By enabling regulators to enforce contracts and consistent licensing rules, private sector participation will be encouraged. This, however, requires regulatory decisions to be made in a transparent, rules-based manner, uninfluenced by political interference. Regulations need to be somewhat defined and applied with particular consideration of social welfare and equity concerns and the impact on regulated entities. By way of example: Light-handed regulatory requirements have helped mini-grid industries flourish in Zimbabwe, Tanzania, and further afield.


Tariffs must be predictable and cost-reflective (as well as enforceable) in order to attract investment. This was an issue in Nigeria where sectoral reforms were implemented, but tariffs were not cost reflective. The authors report that “the technical, commercial and collection losses reported are higher than before privatisation, due to poor maintenance of the transmission network and unwillingness of customers to pay electricity tariffs. Introducing metering regulations that ensure adequate roll-out of meters to electricity consumers will reduce widespread illegal connection and electricity theft, which will in turn improve reliability, operational efficiency and financial viability of the utility.”[2]

Private sector participation

Widely recognised as being vital for sectoral development, private sector participation must be encouraged within a clear legal and regulatory framework. At the same time, the contracts, concessions, and investments with the private sector must be undertaken only with a “respected, mature” regulatory body in place. “Strategic, timely sequencing of reform interventions is key in this regard.”[2]


Incentives are crucial to ensuring improved performance. Performance contracts “between shareholders and utility boards and between boards and management should include rewards and penalties linked to performance”[2] but cannot take place without significant capacity building. Investment in new technology and systems will further support the strengthening of core utility functions.


While the progress initially expected from the reform process has not been fully realised, there is a lot that has been successful.
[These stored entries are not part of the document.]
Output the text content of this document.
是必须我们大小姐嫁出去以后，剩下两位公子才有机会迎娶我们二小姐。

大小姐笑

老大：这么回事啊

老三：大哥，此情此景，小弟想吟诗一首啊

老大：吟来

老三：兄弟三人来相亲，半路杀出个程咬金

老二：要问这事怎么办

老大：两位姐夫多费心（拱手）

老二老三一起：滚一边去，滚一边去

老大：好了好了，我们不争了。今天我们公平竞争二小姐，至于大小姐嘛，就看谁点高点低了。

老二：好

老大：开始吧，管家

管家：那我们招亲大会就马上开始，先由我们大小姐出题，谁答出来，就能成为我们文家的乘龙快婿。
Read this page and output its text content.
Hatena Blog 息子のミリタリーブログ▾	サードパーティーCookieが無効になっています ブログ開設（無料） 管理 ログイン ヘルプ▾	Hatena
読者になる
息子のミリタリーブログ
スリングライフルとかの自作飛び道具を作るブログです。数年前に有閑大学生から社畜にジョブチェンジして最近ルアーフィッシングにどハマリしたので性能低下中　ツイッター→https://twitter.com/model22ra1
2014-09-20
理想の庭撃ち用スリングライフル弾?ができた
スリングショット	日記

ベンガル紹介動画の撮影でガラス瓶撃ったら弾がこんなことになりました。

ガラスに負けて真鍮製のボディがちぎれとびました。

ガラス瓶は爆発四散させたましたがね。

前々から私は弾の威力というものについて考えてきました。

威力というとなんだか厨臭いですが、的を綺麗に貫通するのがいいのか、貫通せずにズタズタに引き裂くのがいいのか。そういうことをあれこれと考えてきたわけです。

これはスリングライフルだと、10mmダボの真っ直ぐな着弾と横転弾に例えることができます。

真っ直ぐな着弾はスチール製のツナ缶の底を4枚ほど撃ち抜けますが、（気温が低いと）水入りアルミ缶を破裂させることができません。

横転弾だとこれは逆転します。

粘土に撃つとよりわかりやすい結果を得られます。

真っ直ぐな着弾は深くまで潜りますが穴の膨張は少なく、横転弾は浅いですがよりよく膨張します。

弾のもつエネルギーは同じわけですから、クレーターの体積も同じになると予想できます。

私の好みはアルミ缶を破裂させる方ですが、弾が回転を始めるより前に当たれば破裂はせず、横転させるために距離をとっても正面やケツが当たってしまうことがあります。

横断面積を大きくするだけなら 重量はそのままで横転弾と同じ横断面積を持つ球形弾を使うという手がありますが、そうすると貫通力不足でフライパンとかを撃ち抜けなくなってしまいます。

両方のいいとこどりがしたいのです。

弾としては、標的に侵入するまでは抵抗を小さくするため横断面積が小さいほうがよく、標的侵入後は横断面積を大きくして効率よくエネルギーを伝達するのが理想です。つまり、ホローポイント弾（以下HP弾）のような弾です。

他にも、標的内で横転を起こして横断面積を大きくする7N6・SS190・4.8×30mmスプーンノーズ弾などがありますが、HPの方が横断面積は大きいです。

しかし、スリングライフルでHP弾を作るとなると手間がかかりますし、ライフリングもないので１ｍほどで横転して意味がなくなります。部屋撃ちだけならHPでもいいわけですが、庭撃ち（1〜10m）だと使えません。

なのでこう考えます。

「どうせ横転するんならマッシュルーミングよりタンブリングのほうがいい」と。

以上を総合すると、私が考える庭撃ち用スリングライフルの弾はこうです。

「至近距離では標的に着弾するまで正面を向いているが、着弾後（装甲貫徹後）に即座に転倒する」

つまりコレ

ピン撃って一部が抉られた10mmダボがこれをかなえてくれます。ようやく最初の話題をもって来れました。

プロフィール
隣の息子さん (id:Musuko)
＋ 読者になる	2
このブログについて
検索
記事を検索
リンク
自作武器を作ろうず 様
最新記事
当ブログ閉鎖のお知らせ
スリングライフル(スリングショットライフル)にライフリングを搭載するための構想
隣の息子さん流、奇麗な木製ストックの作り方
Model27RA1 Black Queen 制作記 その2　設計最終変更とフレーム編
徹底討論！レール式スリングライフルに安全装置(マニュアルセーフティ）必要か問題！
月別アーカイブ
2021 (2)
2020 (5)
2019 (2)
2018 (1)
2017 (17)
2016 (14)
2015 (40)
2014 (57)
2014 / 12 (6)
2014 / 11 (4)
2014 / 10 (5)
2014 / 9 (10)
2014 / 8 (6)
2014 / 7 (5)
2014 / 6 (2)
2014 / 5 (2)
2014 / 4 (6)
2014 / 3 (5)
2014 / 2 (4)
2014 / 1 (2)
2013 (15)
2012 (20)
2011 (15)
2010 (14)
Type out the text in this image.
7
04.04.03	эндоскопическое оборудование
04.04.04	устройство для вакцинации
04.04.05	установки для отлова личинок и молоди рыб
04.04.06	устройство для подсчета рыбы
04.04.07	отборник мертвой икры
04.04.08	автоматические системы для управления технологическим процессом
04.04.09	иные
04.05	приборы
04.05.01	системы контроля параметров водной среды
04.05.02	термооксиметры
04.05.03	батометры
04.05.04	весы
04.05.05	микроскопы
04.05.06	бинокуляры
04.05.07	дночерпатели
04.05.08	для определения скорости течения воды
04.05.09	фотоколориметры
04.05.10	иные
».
Independent regulators and cost-reflective tariffs are being increasingly adopted, and private sector participation is becoming far more common.

Investment by independent power producers has increased, and private concessions including in the transmission and distribution sectors have been seen.

Innovation in power technology is driving change within energy markets, and energy production, digitalisation, smart information and communication are becoming ubiquitous.

Coupled with lower prices for renewable and distributed energy, it is likely we will also see transformation within the actual physical structure of the grid.

Vital to the future of Africa’s power sector is the need to be flexible in response to uncertainty, facilitate the growth of centralised and decentralised energy resources and ensure sector structures facilitate the minimisation of conflicts of interest.

Reform priorities and programmes should be undertaken with a clear understanding of the political economy dynamics and knowledge of stakeholders’ needs to allow durable, effective, and equitable reform.

Puliti perhaps says it best: “Reform approaches should be tailored to achieve desired policy outcomes.” He also believes that “multiple institutional pathways to achieve the desired outcomes must be possible. There is no one-size-fits-all framework, and the particular needs and challenges of low-income and fragile environments deserve special consideration.”[1] SEI

[1] Foster, Vivien, and Anshul Rana. 2020. Rethinking Power Sector Reform in the Developing World.
[2] Sustainable Infrastructure Series. Washington, DC: World Bank. doi:10.1596/978 -1-4648-1442-6. License: Creative Commons Attribution CC BY 3.0 IGO 2 Eberhard, Anton, and Gabrielle Dyson, Olakunle Alao, Catrina Godinho and others. Revisiting Reforms in the Power Sector in Africa. Final Report prepared for the African Development Bank and Association of Power Utilities of Africa, 15 March 2019.